If the whole world (so to speak) was doing something?

Unfortunately I expect that the community spirit would get lost in the process.

fugazi32
December 27th, 2010, 02:50 PM
If every computer ran on Linux, and everyone had a similar philosophy of SHARING then the world would be a better place! :p

Oh dear, I bet the CIA are onto me now!

mr.farenheit
December 27th, 2010, 03:48 PM
everyone running linux could be a good thing. but if everyone were to switch all at once, it'd be like the process of evolution for us again. everyone would have to learn a great deal just to get going, lack of knowledge would be like lack of borders and there would be attacks amongst each other, as well as conflict amongst each other based on beliefs i.e. linux distros. eventually we would get back to where we are now as a society in a tech sense.

IWantFroyo
December 27th, 2010, 06:58 PM
Linux would start charging money... And life as we know it would change...
D:

IWantFroyo
December 27th, 2010, 07:02 PM
"I am a user of Linux and I cannot do what the writer says. This part of the report will cause people to have unrealistic expectations of what they can do to the operating system."

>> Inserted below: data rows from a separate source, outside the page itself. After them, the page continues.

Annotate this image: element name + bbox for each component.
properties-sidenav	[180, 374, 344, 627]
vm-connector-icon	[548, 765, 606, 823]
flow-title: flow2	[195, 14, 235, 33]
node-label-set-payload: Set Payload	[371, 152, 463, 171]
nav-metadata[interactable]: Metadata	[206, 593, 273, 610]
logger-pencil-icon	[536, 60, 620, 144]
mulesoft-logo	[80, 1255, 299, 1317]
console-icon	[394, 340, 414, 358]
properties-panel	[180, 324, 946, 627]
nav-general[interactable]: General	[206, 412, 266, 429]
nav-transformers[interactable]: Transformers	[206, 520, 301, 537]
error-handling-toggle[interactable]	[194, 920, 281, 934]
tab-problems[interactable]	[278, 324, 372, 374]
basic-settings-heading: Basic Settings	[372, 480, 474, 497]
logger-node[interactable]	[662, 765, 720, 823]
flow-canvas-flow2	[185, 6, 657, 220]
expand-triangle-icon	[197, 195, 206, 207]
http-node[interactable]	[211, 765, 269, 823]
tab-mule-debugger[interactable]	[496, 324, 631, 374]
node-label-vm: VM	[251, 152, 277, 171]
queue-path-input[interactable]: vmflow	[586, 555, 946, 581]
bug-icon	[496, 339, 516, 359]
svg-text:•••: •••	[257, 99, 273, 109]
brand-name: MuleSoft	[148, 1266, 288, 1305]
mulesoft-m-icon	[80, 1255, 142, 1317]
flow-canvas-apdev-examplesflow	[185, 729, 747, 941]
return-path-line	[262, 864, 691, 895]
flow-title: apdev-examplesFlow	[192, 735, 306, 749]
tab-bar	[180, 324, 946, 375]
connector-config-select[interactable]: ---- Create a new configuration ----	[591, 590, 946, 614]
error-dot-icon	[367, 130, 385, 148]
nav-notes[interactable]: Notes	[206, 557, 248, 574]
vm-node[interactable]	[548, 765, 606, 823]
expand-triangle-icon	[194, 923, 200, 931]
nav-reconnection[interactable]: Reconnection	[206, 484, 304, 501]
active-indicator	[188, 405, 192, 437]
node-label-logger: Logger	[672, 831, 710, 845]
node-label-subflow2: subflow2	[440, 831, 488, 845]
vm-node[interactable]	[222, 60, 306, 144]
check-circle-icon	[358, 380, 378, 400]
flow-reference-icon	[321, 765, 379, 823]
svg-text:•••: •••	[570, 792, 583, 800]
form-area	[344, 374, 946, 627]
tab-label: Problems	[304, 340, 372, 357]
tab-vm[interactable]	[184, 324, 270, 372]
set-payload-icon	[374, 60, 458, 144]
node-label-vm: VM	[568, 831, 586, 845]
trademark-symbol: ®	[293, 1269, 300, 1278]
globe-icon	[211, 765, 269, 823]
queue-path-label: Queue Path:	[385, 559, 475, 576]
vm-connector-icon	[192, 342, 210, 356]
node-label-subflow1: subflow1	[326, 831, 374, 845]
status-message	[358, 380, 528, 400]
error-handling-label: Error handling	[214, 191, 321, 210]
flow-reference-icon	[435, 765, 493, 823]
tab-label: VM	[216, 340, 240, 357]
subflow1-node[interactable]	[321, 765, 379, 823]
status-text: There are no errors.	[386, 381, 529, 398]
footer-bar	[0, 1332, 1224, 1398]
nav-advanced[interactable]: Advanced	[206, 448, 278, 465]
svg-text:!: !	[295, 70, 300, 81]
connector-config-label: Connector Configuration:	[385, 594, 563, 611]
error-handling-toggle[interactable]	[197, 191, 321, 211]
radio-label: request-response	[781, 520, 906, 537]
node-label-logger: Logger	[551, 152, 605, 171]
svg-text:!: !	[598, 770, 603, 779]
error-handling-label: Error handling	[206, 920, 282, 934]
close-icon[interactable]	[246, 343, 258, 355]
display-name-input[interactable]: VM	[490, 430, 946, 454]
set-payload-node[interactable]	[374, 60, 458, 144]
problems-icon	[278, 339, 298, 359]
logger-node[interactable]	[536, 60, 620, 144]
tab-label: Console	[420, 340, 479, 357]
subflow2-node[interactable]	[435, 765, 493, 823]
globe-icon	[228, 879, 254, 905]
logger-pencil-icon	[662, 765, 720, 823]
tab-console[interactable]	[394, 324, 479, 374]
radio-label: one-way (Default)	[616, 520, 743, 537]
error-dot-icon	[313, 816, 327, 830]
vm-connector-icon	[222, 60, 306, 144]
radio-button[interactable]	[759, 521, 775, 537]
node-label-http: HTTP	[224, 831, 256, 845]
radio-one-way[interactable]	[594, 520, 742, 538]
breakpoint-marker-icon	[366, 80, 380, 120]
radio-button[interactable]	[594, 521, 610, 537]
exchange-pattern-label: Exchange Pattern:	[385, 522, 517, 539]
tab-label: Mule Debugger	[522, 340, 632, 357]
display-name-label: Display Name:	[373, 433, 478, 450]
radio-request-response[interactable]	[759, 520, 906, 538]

Changing the code is easy. Like if you download something off the internet. It doesn't come as a nice application unless you get it from the software center. It comes as a whole bunch of files that can easily be modified.

koenn
December 27th, 2010, 08:31 PM
Changing the code is easy. Like if you download something off the internet. It doesn't come as a nice application unless you get it from the software center. It comes as a whole bunch of files that can easily be modified.
OK, downloading source code files is easy. The hard part is
1- identify the vulnerabilities yourself
2- fix vulnerabilities yourself
3- maintain the private, custom version you've created for as long as it's not in sync with the original program.

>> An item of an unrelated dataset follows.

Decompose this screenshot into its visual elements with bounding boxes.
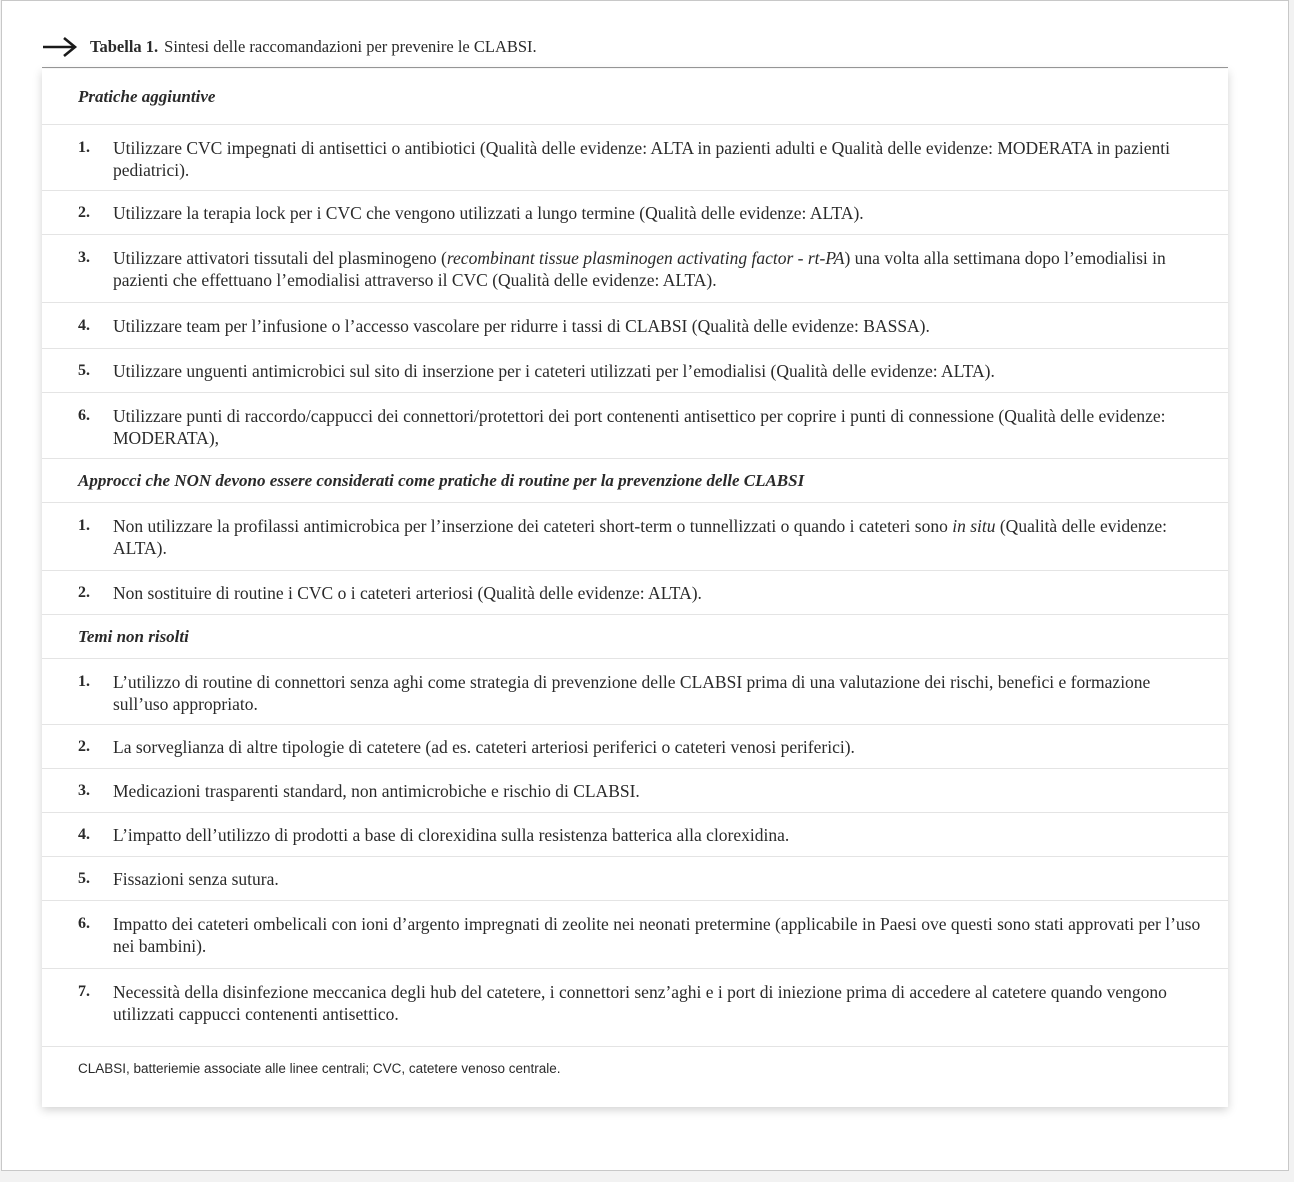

And no, that's not easy. It's definitively not something an ordinary user could do.

earthpigg
December 27th, 2010, 09:03 PM
That would be even more true, of course, because of the openness of Linux's code, which enables users to identify and fix vulnerabilities themselves, as they arise. No more waiting for security bulletins or fixes in a "Patch Tuesday" event far down the road.

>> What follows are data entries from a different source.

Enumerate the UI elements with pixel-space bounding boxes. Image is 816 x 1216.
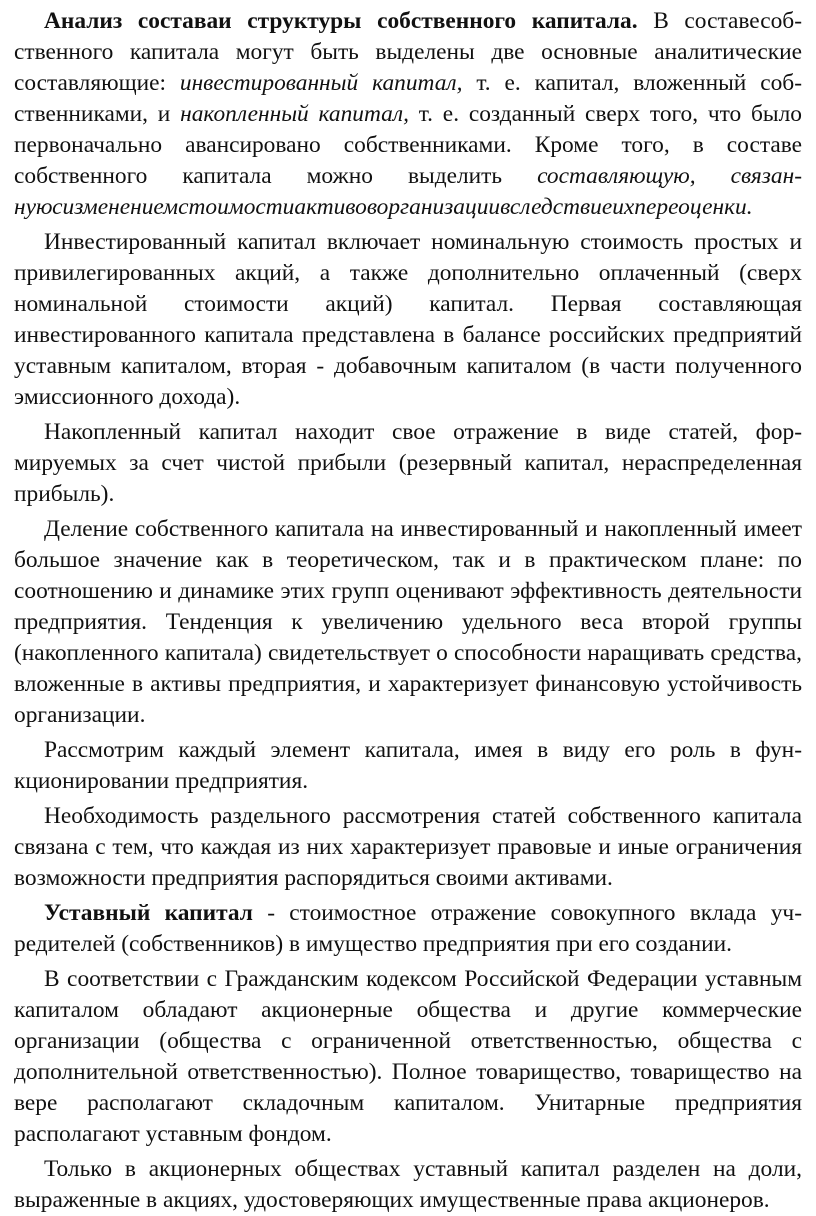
term-invested-capital: инвестированный капитал,: [179, 70, 463, 96]
term-accumulated-capital: накопленный капитал,: [180, 101, 409, 127]
paragraph-separate-consideration: Необходимость раздельного рассмотрения статей собственного капитала связана с тем, что каждая из них характеризует правовые и иные ограничения возможности предприятия распорядиться своими активами.: [14, 803, 802, 891]
paragraph-invested-capital: Инвестированный капитал включает номинальную стоимость простых и привилегированных акций, а также дополнительно оплаченный (сверх номинальной стоимости акций) капитал. Первая составляющая инвестированного капитала представлена в балансе российских предприятий уставным капиталом, вторая - добавочным капиталом (в части полученного эмиссионного дохода).: [14, 229, 802, 410]
paragraph-joint-stock: Только в акционерных обществах уставный капитал разделен на доли, выраженные в акциях, удостоверяющих имущественные права акционеров.: [14, 1156, 802, 1213]
authorized-capital-heading: Уставный капитал: [44, 900, 253, 926]
paragraph-accumulated-capital: Накопленный капитал находит свое отражение в виде статей, формируемых за счет чистой прибыли (резервный капитал, нераспределенная прибыль).: [14, 419, 802, 507]
paragraph-authorized-capital: Уставный капитал - стоимостное отражение совокупного вклада учредителей (собственников) в имущество предприятия при его создании.: [14, 900, 802, 957]
paragraph-capital-elements: Рассмотрим каждый элемент капитала, имея в виду его роль в функционировании предприятия.: [14, 737, 802, 794]
paragraph-capital-division: Деление собственного капитала на инвестированный и накопленный имеет большое значение как в теоретическом, так и в практическом плане: по соотношению и динамике этих групп оценивают эффективность деятельности предприятия. Тенденция к увеличению удельного веса второй группы (накопленного капитала) свидетельствует о способности наращивать средства, вложенные в активы предприятия, и характеризует финансовую устойчивость организации.: [14, 516, 802, 728]
equity-analysis-heading: Анализ составаи структуры собственного капитала.: [44, 8, 638, 34]
paragraph-civil-code: В соответствии с Гражданским кодексом Российской Федерации уставным капиталом обладают акционерные общества и другие коммерческие организации (общества с ограниченной ответственностью, общества с дополнительной ответственностью). Полное товарищество, товарищество на вере располагают складочным капиталом. Унитарные предприятия располагают уставным фондом.: [14, 966, 802, 1147]
term-revaluation-component: составляющую, связаннуюсизменениемстоимостиактивоворганизациивследствиеихпереоценки.: [14, 163, 802, 220]
paragraph-equity-analysis: Анализ составаи структуры собственного капитала. В составесобственного капитала могут быть выделены две основные аналитические составляющие: инвестированный капитал, т. е. капитал, вложенный собственниками, и накопленный капитал, т. е. созданный сверх того, что было первоначально авансировано собственниками. Кроме того, в составе собственного капитала можно выделить составляющую, связаннуюсизменениемстоимостиактивоворганизациивследствиеихпереоценки.: [14, 8, 803, 220]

i think, as others in this thread have said, that this is either unclear or an exaggeration.

most of us (due to lack of expertise) cannot "fix vulnerabilities [ourselves]" in the code and recompile...

...however, what we can do is simply not use whatever has the vulnerability.

2.6.35 accidentally introduced a new vulnerability that concerns you, and Ubuntu developers didn't catch it prior to pushing the update? OK, boot into 2.6.34.

All versions of NetworkManager are discovered to have a vulnerability? OK, use wicd.

Unless I am mistaken, neither of those options are available to OS X or Windows users.

koenn
December 27th, 2010, 09:08 PM
informed

wrong choice of words, I'm afraid.
Overall, that text reads more like an advertisement (or a fanboy blog).

cgroza
December 27th, 2010, 09:40 PM
Linux would start charging money... And life as we know it would change...
D:
Linux is not a company so it can't do it.

KingYaba
December 27th, 2010, 11:45 PM
http://i465.photobucket.com/albums/rr14/skafaced102/linux-desktop-i-want-to-believe.jpg

Swagman
December 28th, 2010, 12:06 AM
In Soviet Russia, kernel compiles YOU!


http://opendotdotdot.blogspot.com/2010/12/putin-orders-russian-move-to-gnulinux.html

handy
December 28th, 2010, 12:46 AM
If every computer ran on Linux, and everyone had a similar philosophy of SHARING then the world would be a better place! :p

Oh dear, I bet the CIA are onto me now!

I certainly agree with the ideal, but it has about as much chance of happening as the topic of this thread, unfortunately.

Most people are in IT, for themselves.